Summary

This AI-generated content is provided without warranty, with no liability accepted for reliance on it. Learn more.

• Blincyto (blinatumomab) is indicated for the treatment of adults and pediatric patients with CD19-positive B-cell precursor acute lymphoblastic leukemia (ALL) in first or second complete remission with minimal residual disease (MRD) greater than or equal to 0.1%, and for the treatment of adults and pediatric patients with relapsed or refractory CD19-positive B-cell precursor acute lymphoblastic leukemia (ALL).
• This summary is based on the review of 15 systematic review(s)/meta-analysis(es). ^[1-15]

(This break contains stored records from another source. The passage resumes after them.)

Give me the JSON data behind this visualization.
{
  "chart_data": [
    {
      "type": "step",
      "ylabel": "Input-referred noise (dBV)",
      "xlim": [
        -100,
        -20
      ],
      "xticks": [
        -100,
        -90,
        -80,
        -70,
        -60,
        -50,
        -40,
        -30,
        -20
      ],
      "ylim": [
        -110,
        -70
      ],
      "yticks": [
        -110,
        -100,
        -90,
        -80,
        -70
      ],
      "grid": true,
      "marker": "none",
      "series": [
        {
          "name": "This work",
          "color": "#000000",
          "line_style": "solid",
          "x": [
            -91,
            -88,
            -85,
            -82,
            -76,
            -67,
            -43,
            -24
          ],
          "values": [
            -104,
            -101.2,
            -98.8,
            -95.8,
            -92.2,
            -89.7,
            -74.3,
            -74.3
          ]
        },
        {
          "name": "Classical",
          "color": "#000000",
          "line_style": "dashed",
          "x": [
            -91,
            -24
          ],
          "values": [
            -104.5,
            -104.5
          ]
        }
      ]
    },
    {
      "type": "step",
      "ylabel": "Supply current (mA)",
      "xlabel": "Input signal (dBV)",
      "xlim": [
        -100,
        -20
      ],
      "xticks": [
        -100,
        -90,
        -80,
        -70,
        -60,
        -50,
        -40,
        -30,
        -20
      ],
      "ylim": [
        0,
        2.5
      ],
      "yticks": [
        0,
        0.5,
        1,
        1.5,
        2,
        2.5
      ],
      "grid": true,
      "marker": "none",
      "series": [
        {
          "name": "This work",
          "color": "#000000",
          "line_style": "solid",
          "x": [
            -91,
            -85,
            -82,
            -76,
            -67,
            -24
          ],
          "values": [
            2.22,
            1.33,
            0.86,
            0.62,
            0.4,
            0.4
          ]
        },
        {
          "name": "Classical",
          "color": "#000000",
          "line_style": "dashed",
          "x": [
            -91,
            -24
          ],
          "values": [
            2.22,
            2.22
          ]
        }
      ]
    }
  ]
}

• Blinatumomab exhibited a complete remission (CR) rate of 31% to 56% across different studies, with higher rates in patients with bone marrow (BM) blasts <50%. Specifically, CR rates were 56% in pediatric patients with relapsed/refractory B-ALL, 54% in adult and pediatric patients with B-ALL, 45% in relapsed/refractory ALL, and 20% in NHL patients.
• Median overall survival with blinatumomab was 7.7 months versus 4.0 months with standard chemotherapy. Pediatric patients with relapsed/refractory B-ALL had an overall survival (OS) of 0.43. The 2-year OS was 25% for blinatumomab compared to 55% for CAR T-cell therapy.
• Minimal Residual Disease response rates varied between 31% and 51%, with a rate of 51% in pediatric patients with relapsed/refractory B-ALL and a pooled rate of 42% in ALL patients.
• The event-free survival rate in pediatric patients was 30%, while the median relapse-free survival (RFS) was 6.02 months. The 2-year RFS was 22% with blinatumomab compared to 40% with CAR T-cell therapy.
• The pooled occurrence rate of grade ≥3 adverse effects (AEs) was 80%, with specific incidences for neurological toxicity at 7% and cytokine release syndrome (CRS) at 3%.
• The incidence of grade ≥3 neurological toxicity was 7%, and the risk of encephalopathy was significantly higher with blinatumomab compared to chemotherapy (relative risk, 8.90).
• Blinatumomab was associated with a lower rate of grade ≥3 hematological toxicity, CRS, and neurological events compared to CAR T-cell therapy, and had fewer grade ≥3 AEs compared to chemotherapy, including a lower risk of febrile neutropenia and infections.
• Specific populations mentioned include pediatric patients with relapsed/refractory B-ALL, adults with relapsed/refractory B-ALL, and children with B-precursor ALL and B-cell lymphoma. Subgroup findings highlighted that CR rates were higher in patients with bone marrow blasts <50%, and prior allogeneic hematopoietic stem cell transplant did not affect CR rates. Blinatumomab may be particularly beneficial as a bridge to hematopoietic stem cell transplantation, with careful monitoring of safety profiles, especially in pediatric populations.